US, France, Britain launch strikes on Syria

U.S. President Donald Trump announced the military action from the White House late on Friday. As he spoke, explosions rocked Damascus. U.S. Defense Secretary Jim Mattis disclosed that the U.S. had not yet confirmed that the alleged Syrian chemical weapons attack
Saturday, 14 April 2018 04:27

U.S. President Donald Trump announced late Friday that a joint US-British-French attack had been launched on Syria. They fired more than 100 missiles at Syria on Friday in a "one-time shot" the Pentagon said.

"A short time ago, I ordered the United States armed forces to launch precision strikes on targets associated with the chemical weapons capabilities of Syrian dictator Bashar al-Assad," Trump said in a primetime televised address to the nation.


Explosions were heard in Damascus just as Trump finishing announcing that the United States is attacking Syria for a fake chemical attack report. Witnesses heard a series of loud blasts in the Syrian capital Damascus as the United States announced it had carried out air strikes along with France and Britain. 

The strikes were carried out by manned aircraft and from ships that launched cruise missiles from the Mediterranean Sea.


U.S. Defense Secretary Jim Mattis disclosed that the U.S. had not yet confirmed that the alleged Syrian chemical weapons attack, on April 7 in the Damascus suburb of Douma, included the use of sarin gas. He said at least one chemical was used - chlorine, which also has legitimate industrial uses and had not previously triggered a U.S. military response.

Mattis and Marine General Joseph Dunford said three facilities were targeted at 9 p.m. EST (1 a.m. GMT) by missiles from both the sea and aircraft, which triggered Syrian air defenses. The Pentagon could not confirm how many missiles hit their targets but said no other attacks were planned.

US, British and French "naval and air assets" took part in the strikes, which Mattis said employed more than twice the amount of munitions used in American strikes in Syria last year, in which 59 Tomahawk missiles were fired. 

The US reportedly used B-1 bombers in the strikes, but the American military declined to provide specifics.

Britain's defense ministry said that four Tornado jets fired Storm Shadow missiles, while the French defense ministry released video footage of Rafale warplanes taking off to carry out the strikes.

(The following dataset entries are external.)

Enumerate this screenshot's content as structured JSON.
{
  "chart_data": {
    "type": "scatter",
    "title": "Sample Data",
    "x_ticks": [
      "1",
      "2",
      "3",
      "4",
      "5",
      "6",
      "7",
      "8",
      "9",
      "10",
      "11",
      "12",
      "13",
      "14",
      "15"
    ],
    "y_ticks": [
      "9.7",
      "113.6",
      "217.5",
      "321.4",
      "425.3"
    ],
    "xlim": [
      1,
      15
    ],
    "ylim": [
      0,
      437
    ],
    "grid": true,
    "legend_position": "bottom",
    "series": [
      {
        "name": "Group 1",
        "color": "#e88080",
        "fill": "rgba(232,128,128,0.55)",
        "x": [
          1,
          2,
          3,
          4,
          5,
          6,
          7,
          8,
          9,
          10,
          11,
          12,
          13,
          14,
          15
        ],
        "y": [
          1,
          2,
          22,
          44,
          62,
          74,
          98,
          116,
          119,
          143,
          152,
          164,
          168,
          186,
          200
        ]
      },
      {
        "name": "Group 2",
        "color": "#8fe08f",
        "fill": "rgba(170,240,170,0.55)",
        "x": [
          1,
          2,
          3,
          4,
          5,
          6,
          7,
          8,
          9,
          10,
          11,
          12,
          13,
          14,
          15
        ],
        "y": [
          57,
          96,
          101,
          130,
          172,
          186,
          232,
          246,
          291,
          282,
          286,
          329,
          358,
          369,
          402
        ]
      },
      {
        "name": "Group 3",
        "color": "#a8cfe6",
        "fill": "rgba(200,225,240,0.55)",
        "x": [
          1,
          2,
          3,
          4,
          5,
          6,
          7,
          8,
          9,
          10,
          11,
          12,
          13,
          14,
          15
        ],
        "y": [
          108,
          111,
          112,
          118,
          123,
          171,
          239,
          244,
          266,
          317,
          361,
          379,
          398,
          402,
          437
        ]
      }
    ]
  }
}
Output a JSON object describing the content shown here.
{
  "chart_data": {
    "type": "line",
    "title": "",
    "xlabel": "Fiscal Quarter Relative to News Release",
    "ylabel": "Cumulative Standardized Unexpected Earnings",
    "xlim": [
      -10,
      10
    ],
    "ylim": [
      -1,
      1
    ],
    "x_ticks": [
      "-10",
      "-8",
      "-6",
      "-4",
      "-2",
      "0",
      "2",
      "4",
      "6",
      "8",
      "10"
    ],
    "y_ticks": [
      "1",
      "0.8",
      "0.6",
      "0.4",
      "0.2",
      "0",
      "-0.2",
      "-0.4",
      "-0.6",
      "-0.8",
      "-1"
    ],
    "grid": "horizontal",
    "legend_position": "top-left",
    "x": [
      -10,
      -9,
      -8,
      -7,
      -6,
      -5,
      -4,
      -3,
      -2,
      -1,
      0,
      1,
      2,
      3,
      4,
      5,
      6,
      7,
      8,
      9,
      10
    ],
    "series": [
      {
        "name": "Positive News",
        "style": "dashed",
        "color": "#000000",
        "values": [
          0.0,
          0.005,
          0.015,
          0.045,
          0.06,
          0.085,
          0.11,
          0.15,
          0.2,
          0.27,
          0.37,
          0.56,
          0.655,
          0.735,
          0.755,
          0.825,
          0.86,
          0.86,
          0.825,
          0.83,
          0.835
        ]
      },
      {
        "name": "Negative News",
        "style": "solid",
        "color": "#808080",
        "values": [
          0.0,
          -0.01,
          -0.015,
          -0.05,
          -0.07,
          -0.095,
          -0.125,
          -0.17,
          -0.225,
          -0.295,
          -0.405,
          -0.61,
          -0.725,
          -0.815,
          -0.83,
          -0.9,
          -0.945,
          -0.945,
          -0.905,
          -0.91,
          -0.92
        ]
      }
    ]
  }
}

Syria fired surface-to-air missiles in response to the attacks but Russia apparently did not, the US said. Syrian air defences shot down 13 missiles fired in the U.S.-led attack on the country, Syrian state TV said. It added the missiles had been shot down in the Kiswah area south of Damascus, the capital.

None of the allied strikes hit the area covered by the Russian air defense shield in Syria, the Russian Defense Ministry said Saturday.


The Syrian Observatory for Human Rights said a total of three scientific research centres had been hit in the attacks - two in Damascus and one in the Homs area - in addition to military bases in Damascus.

The Observatory said all the bases and facilities struck in the attack had been evacuated by the Syrian government earlier this week. 


Syrian state media slammed Western strikes as illegal and "doomed to fail." "The aggression is a flagrant violation of international law, a breach of the international community's will, and it is doomed to fail," said state news agency SANA.

"The missiles that targeted a military position in Homs were thwarted and diverted from their path, and injured three civilians," it said. 

Several missiles hit a research centre in Barzeh, north of Damascus, "destroying a building that included scientific labs and a training centre," the report said.